Snake Pass is relative, but its only one game. Its very relative to what we can expect from Indies on the platform, and less clear on what it means for AAA. We know the engine plays well with Switch, shouldn't be a surprise because Epic supported the Tegra X1 back in 2015 with the elemental demo. So box stock Unreal 4 seems to work well on Switch. The question arises far more from AAA developers who will spend lots of resources tweaking the engine and creating their own compute shaders. Indy developers are more likely to simply use the array of options that Unreal 4 offers rather than writing their own custom shaders. Maxwell is going to offer much better performance per flop compared to GCN, but developers have worked around this inefficiency on GCN by implementing compute shaders. AAA developers will do this, an Indie project like Snake Pass? Not so much. Its not that Sumo Digital better optimized Snake Pass for Switch, but that Maxwell has better utilization with less GPU stalls compared to GCN. Flop for flop Maxwell is more efficient compared to GCN. Developers use compute shaders to maximize utilization on GCN, but compute shaders would not be natively supported with Unreal 4, its on the developer to custom write these. So inherently Unreal 4 gets more out if Switch than it does PS4/X1. This is not that relative to AAA developers because they will write their own custom compute shaders for PS4 and X1 to maximize performance.
Somebody more knowledgable than me would have to detail this, but my cave man understanding is that Maxwell doesn't benefit from compute shaders like GCN because it doesn't have these stalls/lulls that compute shaders fill on GCN. As far as using custom pixel shaders instead of the defaults on Unreal 4, it would start to defeat the purpose of using an off the shelf game engine. Unreal 4 also scales down to mobile, so its pretty easy to take a given scene and scale it from high end PC hardware all the way down to mobile.
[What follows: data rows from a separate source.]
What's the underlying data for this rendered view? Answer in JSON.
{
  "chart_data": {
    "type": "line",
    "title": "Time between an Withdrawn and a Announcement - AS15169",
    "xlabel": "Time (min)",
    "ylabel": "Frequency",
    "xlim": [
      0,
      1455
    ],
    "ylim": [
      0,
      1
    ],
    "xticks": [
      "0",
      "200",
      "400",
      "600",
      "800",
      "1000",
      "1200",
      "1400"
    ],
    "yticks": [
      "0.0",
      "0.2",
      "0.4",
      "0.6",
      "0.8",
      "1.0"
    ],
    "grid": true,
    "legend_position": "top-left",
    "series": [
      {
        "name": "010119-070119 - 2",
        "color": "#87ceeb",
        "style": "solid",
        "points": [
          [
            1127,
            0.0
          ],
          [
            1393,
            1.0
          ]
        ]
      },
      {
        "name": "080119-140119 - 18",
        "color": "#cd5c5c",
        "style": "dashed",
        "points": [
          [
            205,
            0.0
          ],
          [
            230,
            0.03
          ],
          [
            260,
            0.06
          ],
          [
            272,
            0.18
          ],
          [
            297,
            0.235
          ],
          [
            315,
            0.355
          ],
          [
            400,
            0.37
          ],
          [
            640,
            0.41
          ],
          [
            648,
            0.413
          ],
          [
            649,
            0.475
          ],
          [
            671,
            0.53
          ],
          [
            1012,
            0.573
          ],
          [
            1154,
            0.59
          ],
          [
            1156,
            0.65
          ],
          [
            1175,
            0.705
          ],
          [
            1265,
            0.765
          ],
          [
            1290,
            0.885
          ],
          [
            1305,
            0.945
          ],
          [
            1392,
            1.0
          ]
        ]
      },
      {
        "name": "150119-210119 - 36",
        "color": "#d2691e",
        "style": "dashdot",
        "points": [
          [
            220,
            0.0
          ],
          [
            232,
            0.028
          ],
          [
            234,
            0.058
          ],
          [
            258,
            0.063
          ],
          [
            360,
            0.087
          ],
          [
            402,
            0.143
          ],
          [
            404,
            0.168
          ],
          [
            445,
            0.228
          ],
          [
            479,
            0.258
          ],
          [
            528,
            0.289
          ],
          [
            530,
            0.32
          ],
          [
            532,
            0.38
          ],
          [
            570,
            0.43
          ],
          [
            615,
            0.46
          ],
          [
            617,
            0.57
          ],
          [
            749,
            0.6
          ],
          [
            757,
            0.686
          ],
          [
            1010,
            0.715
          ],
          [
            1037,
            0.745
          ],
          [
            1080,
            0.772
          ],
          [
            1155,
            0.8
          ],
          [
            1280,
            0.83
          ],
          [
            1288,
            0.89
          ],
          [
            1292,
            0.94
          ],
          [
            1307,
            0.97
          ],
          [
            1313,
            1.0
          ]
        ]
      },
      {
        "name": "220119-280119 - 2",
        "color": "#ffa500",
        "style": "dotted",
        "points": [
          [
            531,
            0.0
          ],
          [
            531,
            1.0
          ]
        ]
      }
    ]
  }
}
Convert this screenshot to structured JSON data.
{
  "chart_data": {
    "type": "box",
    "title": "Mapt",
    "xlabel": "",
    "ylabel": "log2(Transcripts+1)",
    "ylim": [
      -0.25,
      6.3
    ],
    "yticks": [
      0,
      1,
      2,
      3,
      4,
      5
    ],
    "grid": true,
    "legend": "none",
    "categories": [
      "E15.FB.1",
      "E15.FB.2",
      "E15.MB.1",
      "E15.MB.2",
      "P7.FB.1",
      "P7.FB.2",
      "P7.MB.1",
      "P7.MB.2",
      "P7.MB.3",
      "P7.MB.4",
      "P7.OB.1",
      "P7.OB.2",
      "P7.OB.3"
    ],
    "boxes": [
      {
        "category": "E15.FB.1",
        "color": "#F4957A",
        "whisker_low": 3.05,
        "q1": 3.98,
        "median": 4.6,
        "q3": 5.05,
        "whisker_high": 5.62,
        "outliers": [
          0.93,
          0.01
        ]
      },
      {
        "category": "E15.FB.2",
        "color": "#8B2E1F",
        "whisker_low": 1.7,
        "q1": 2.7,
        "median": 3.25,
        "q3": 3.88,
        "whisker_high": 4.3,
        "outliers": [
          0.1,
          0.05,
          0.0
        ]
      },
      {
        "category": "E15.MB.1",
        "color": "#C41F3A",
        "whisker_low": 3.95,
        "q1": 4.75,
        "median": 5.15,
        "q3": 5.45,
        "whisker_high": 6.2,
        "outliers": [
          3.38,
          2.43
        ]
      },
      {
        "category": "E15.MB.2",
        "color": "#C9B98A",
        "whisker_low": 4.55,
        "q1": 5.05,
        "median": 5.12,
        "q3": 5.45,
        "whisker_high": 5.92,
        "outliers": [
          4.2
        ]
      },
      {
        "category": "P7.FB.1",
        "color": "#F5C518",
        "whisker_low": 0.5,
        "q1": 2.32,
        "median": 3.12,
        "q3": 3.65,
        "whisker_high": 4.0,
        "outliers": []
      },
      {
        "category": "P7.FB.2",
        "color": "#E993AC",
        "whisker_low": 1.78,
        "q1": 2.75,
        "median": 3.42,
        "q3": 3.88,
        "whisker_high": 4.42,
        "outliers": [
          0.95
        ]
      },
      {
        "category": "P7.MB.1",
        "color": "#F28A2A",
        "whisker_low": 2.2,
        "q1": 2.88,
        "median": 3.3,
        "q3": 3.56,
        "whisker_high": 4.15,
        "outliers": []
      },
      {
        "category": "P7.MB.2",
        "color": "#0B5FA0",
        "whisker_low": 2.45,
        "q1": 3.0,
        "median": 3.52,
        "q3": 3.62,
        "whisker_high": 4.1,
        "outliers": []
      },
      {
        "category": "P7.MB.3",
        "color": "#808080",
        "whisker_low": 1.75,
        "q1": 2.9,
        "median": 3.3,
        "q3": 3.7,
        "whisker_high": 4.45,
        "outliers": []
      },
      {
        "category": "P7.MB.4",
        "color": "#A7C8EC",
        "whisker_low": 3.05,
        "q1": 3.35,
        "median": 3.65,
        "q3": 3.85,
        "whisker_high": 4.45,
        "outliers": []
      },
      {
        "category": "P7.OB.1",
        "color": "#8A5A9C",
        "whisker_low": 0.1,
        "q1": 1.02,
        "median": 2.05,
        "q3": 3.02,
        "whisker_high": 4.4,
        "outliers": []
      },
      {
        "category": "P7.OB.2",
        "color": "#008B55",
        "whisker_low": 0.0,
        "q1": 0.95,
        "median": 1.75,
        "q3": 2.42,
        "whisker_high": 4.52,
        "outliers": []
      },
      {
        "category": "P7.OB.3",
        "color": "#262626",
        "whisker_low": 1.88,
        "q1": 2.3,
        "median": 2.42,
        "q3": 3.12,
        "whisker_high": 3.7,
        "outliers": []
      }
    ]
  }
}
Unreal Engine and Unity both support compute shaders and use some compute shaders internally. For example lighting and some high end post effects are done by compute shaders. Unreal Engine also supports async compute, but doesn't extensively use it internally.
Both Nvidia and AMD gain from compute shaders. Compute shaders are used to reduce the amount of busy work (for example reuse data in groupshared memory & perform shared calculations once). However AMD GCN2 gains a bit more from compute shaders than modern Nvidia GPUs. Mostly because GCN2 has bottlenecks with pixel & vertex shaders.
Reasons why compute shaders are important for GCN2:
- Compute shaders use shared L2 cache. GCN2 ROPs have separate non-coherent cache. GCN2 needs cache flushes to read render target produced by pixel shader, but doesn't need one when the data is generated by a compute shader. Thus compute shaders reduce stalls (and BW), especially in post process passes.
- GCN2 has worse vertex shader performance than Maxwell: Techniques such as async compute skinning (DICE presentation) reduce the vertex shader latency.
- GCN2 has worse geometry performance than Maxwell: Techniques such as fine grained compute shader scene culling (also known as "GPU-driven rendering") reduce the number of drawn (but invisible) triangles. Link to DICE presentation:
http://www.frostbite.com/2016/03/optimizing-the-graphics-pipeline-with-compute/
- GCN2 is able to interleave graphics & compute tasks freely (inside CUs), a bit like "Hyperthreading". This fills execution stalls. This brings GCN an advantage over Maxwell. Also GCN2 stalls more than Maxwell, so it needs this more (see examples above).
All of the listed techniques also slightly improve performance on Nvidia Maxwell (except for async compute, it needs Pascal) and all other modern GPUs.
Unreal Engine and Unity need to support wide range of hardware. Some without compute shader support. GPU-driven rendering and compute shared based animation systems are invasive changes, that require big changes to engine infrastructure and potential trade-offs in flexibility. You can't simple plug them in as simple on/off alternatives. If you need to support wide range of hardware and wide range of needs (mobiles, laptops with iGPUs, high end desktops, Chinese internet cafes, movie production, 90/120 fps VR), you are better off using more traditional techniques.
Obviously AA/AAA developers targeting consoles and using Unreal Engine or Unity will add custom compute shaders and async compute work. Only small indie developers use engines without any internal changes.